Introducing the speaker and event: The host should introduce the speaker and church. Here’s a sample script:
Welcome to church. For those of you who are new, this is not a typical church, we aren’t going to worship any gods, and we’re not going to give you all the answers. Instead, we’ll take some time to ponder life’s mysteries and talk through our challenges together. We’ll start with a short sermon, followed by a conversation. Then we’ll conclude the evening with the closing ceremony. Here are some guidelines for the conversation:
Concrete stories are better than abstract facts or theories. The goal is not to share platitudes but rather to bring your whole life and experience to the table so that others can learn from it. Tell the story and let people come to the philosophy themselves.
Keep your stories personal. Your friend’s struggle is less interesting than your own. If everyone follows this rule, you’ll leave knowing something new about the people here and even more about yourself.
Be humble. This conversation isn’t about things you think you’ve figured out. Remember, the more awesome you sound, the harder it is for others to share their own challenging moments.
Concluding: Once everyone has had a chance to talk, or if it’s getting late, start to wrap up the conversation. Ask if anyone who hasn’t spoken wants to say anything. Once that’s done, move on to the closing ritual, the poem. Find a scribe who will write down the poem as it is created.

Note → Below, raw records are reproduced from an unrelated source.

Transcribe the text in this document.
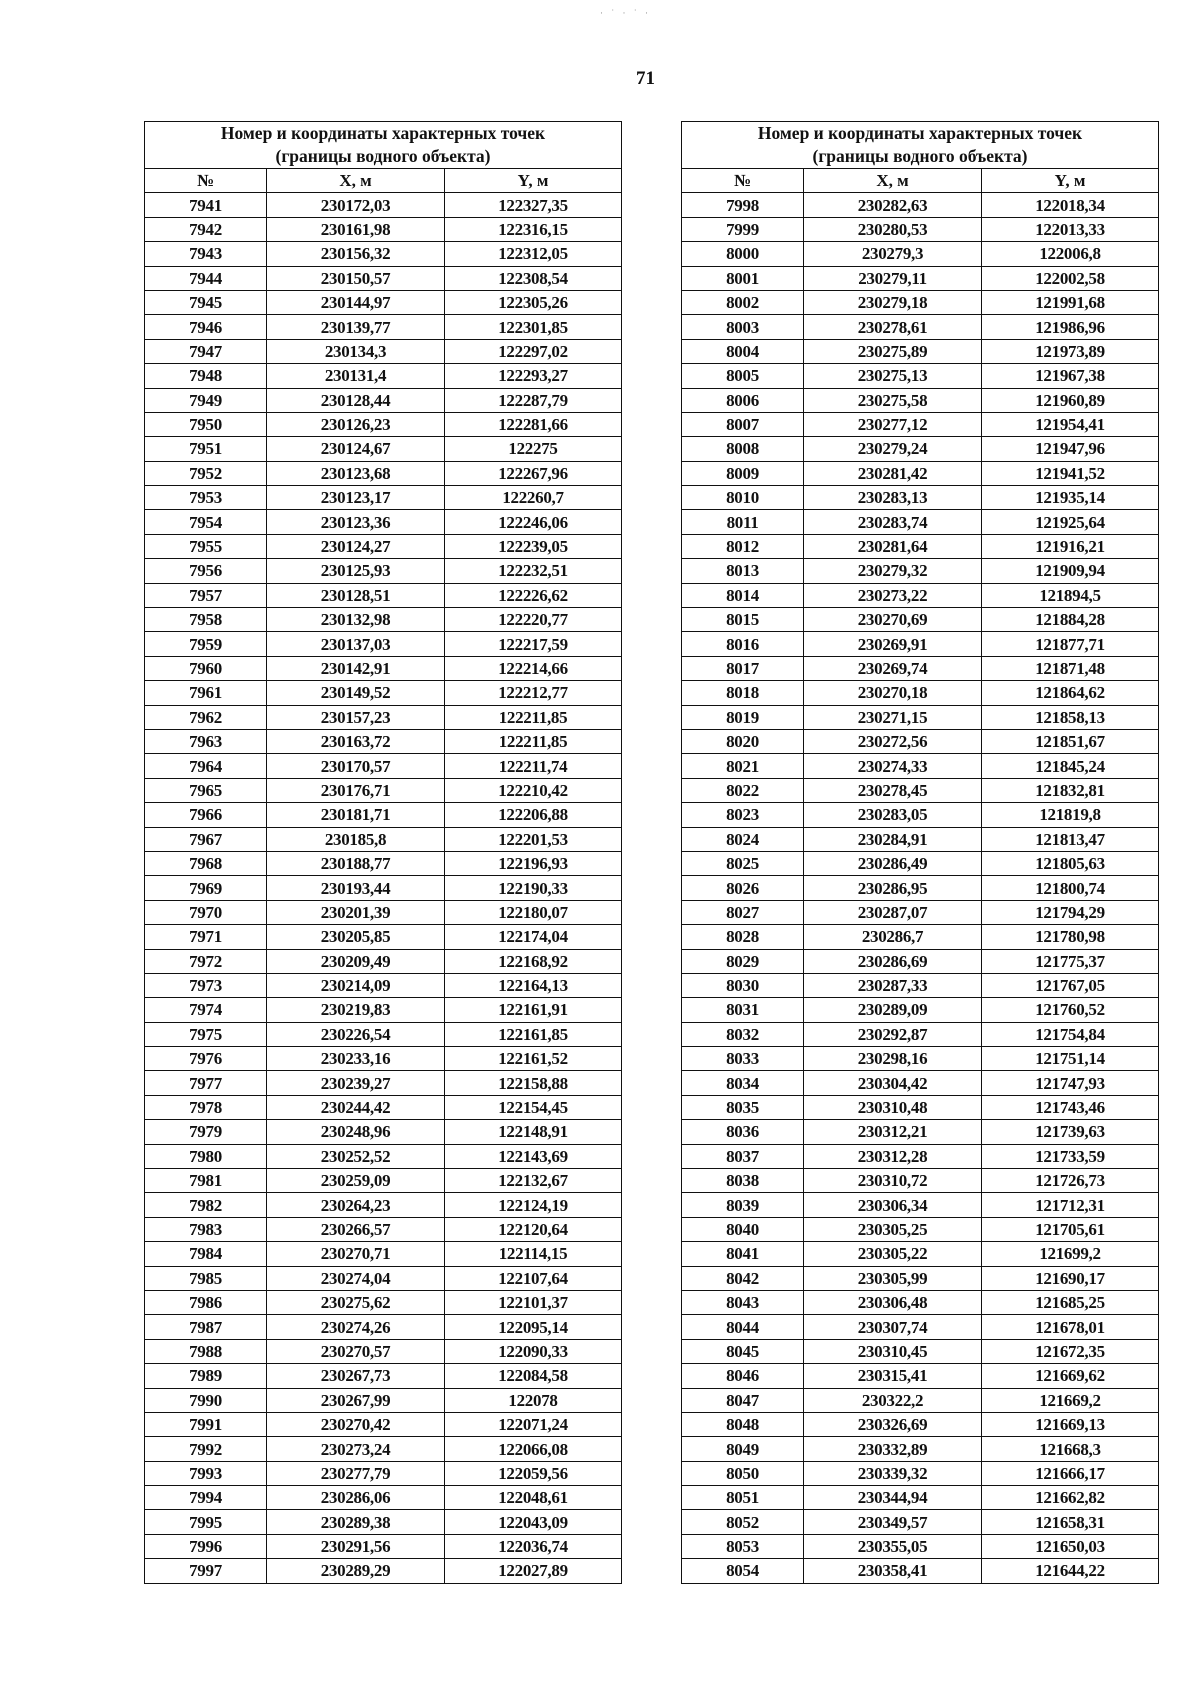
· ˙ · ˙ ·
71
Номер и координаты характерных точек
(границы водного объекта)		
№	X, м	Y, м
7941	230172,03	122327,35
7942	230161,98	122316,15
7943	230156,32	122312,05
7944	230150,57	122308,54
7945	230144,97	122305,26
7946	230139,77	122301,85
7947	230134,3	122297,02
7948	230131,4	122293,27
7949	230128,44	122287,79
7950	230126,23	122281,66
7951	230124,67	122275
7952	230123,68	122267,96
7953	230123,17	122260,7
7954	230123,36	122246,06
7955	230124,27	122239,05
7956	230125,93	122232,51
7957	230128,51	122226,62
7958	230132,98	122220,77
7959	230137,03	122217,59
7960	230142,91	122214,66
7961	230149,52	122212,77
7962	230157,23	122211,85
7963	230163,72	122211,85
7964	230170,57	122211,74
7965	230176,71	122210,42
7966	230181,71	122206,88
7967	230185,8	122201,53
7968	230188,77	122196,93
7969	230193,44	122190,33
7970	230201,39	122180,07
7971	230205,85	122174,04
7972	230209,49	122168,92
7973	230214,09	122164,13
7974	230219,83	122161,91
7975	230226,54	122161,85
7976	230233,16	122161,52
7977	230239,27	122158,88
7978	230244,42	122154,45
7979	230248,96	122148,91
7980	230252,52	122143,69
7981	230259,09	122132,67
7982	230264,23	122124,19
7983	230266,57	122120,64
7984	230270,71	122114,15
7985	230274,04	122107,64
7986	230275,62	122101,37
7987	230274,26	122095,14
7988	230270,57	122090,33
7989	230267,73	122084,58
7990	230267,99	122078
7991	230270,42	122071,24
7992	230273,24	122066,08
7993	230277,79	122059,56
7994	230286,06	122048,61
7995	230289,38	122043,09
7996	230291,56	122036,74
7997	230289,29	122027,89
Номер и координаты характерных точек
(границы водного объекта)		
№	X, м	Y, м
7998	230282,63	122018,34
7999	230280,53	122013,33
8000	230279,3	122006,8
8001	230279,11	122002,58
8002	230279,18	121991,68
8003	230278,61	121986,96
8004	230275,89	121973,89
8005	230275,13	121967,38
8006	230275,58	121960,89
8007	230277,12	121954,41
8008	230279,24	121947,96
8009	230281,42	121941,52
8010	230283,13	121935,14
8011	230283,74	121925,64
8012	230281,64	121916,21
8013	230279,32	121909,94
8014	230273,22	121894,5
8015	230270,69	121884,28
8016	230269,91	121877,71
8017	230269,74	121871,48
8018	230270,18	121864,62
8019	230271,15	121858,13
8020	230272,56	121851,67
8021	230274,33	121845,24
8022	230278,45	121832,81
8023	230283,05	121819,8
8024	230284,91	121813,47
8025	230286,49	121805,63
8026	230286,95	121800,74
8027	230287,07	121794,29
8028	230286,7	121780,98
8029	230286,69	121775,37
8030	230287,33	121767,05
8031	230289,09	121760,52
8032	230292,87	121754,84
8033	230298,16	121751,14
8034	230304,42	121747,93
8035	230310,48	121743,46
8036	230312,21	121739,63
8037	230312,28	121733,59
8038	230310,72	121726,73
8039	230306,34	121712,31
8040	230305,25	121705,61
8041	230305,22	121699,2
8042	230305,99	121690,17
8043	230306,48	121685,25
8044	230307,74	121678,01
8045	230310,45	121672,35
8046	230315,41	121669,62
8047	230322,2	121669,2
8048	230326,69	121669,13
8049	230332,89	121668,3
8050	230339,32	121666,17
8051	230344,94	121662,82
8052	230349,57	121658,31
8053	230355,05	121650,03
8054	230358,41	121644,22
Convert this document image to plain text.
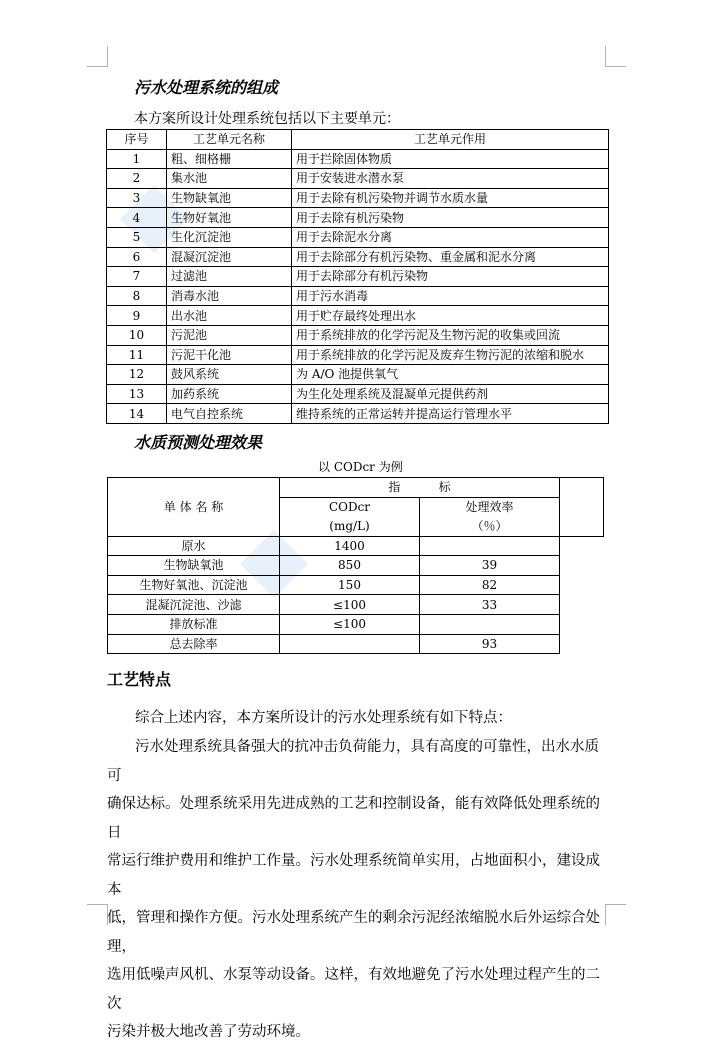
污水处理系统的组成
本方案所设计处理系统包括以下主要单元：
序号	工艺单元名称	工艺单元作用
1	粗、细格栅	用于拦除固体物质
2	集水池	用于安装进水潜水泵
3	生物缺氧池	用于去除有机污染物并调节水质水量
4	生物好氧池	用于去除有机污染物
5	生化沉淀池	用于去除泥水分离
6	混凝沉淀池	用于去除部分有机污染物、重金属和泥水分离
7	过滤池	用于去除部分有机污染物
8	消毒水池	用于污水消毒
9	出水池	用于贮存最终处理出水
10	污泥池	用于系统排放的化学污泥及生物污泥的收集或回流
11	污泥干化池	用于系统排放的化学污泥及废弃生物污泥的浓缩和脱水
12	鼓风系统	为 A/O 池提供氧气
13	加药系统	为生化处理系统及混凝单元提供药剂
14	电气自控系统	维持系统的正常运转并提高运行管理水平
水质预测处理效果
以 CODcr 为例
单 体 名 称	指          标		
	CODcr
(mg/L)	处理效率
（％）	
原水	1400		
生物缺氧池	850	39	
生物好氧池、沉淀池	150	82	
混凝沉淀池、沙滤	≤100	33	
排放标准	≤100		
总去除率		93	
工艺特点
综合上述内容，本方案所设计的污水处理系统有如下特点：
污水处理系统具备强大的抗冲击负荷能力，具有高度的可靠性，出水水质可
确保达标。处理系统采用先进成熟的工艺和控制设备，能有效降低处理系统的日
常运行维护费用和维护工作量。污水处理系统简单实用，占地面积小，建设成本
低，管理和操作方便。污水处理系统产生的剩余污泥经浓缩脱水后外运综合处理，
选用低噪声风机、水泵等动设备。这样，有效地避免了污水处理过程产生的二次
污染并极大地改善了劳动环境。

Here’s a sample script for introducing the poem:
We are going to close with a poem in which each person says one word or punctuation mark. The speaker will start and they choose whether to go clockwise or counterclockwise. When we get to the last person, we’ll read the poem and send it to the group. Some people find this part stressful. If you don’t know what to say, use a short, concrete word. Remember, the poem can’t be bad. Weird, definitely, but never bad.
When the poem is complete, the scribe will read it aloud. Sometimes we’ll play a gong sound to conclude. Then everyone can disperse, help clean up or continue the conversation more informally. Congratulations, you’ve just run your first Chironja church!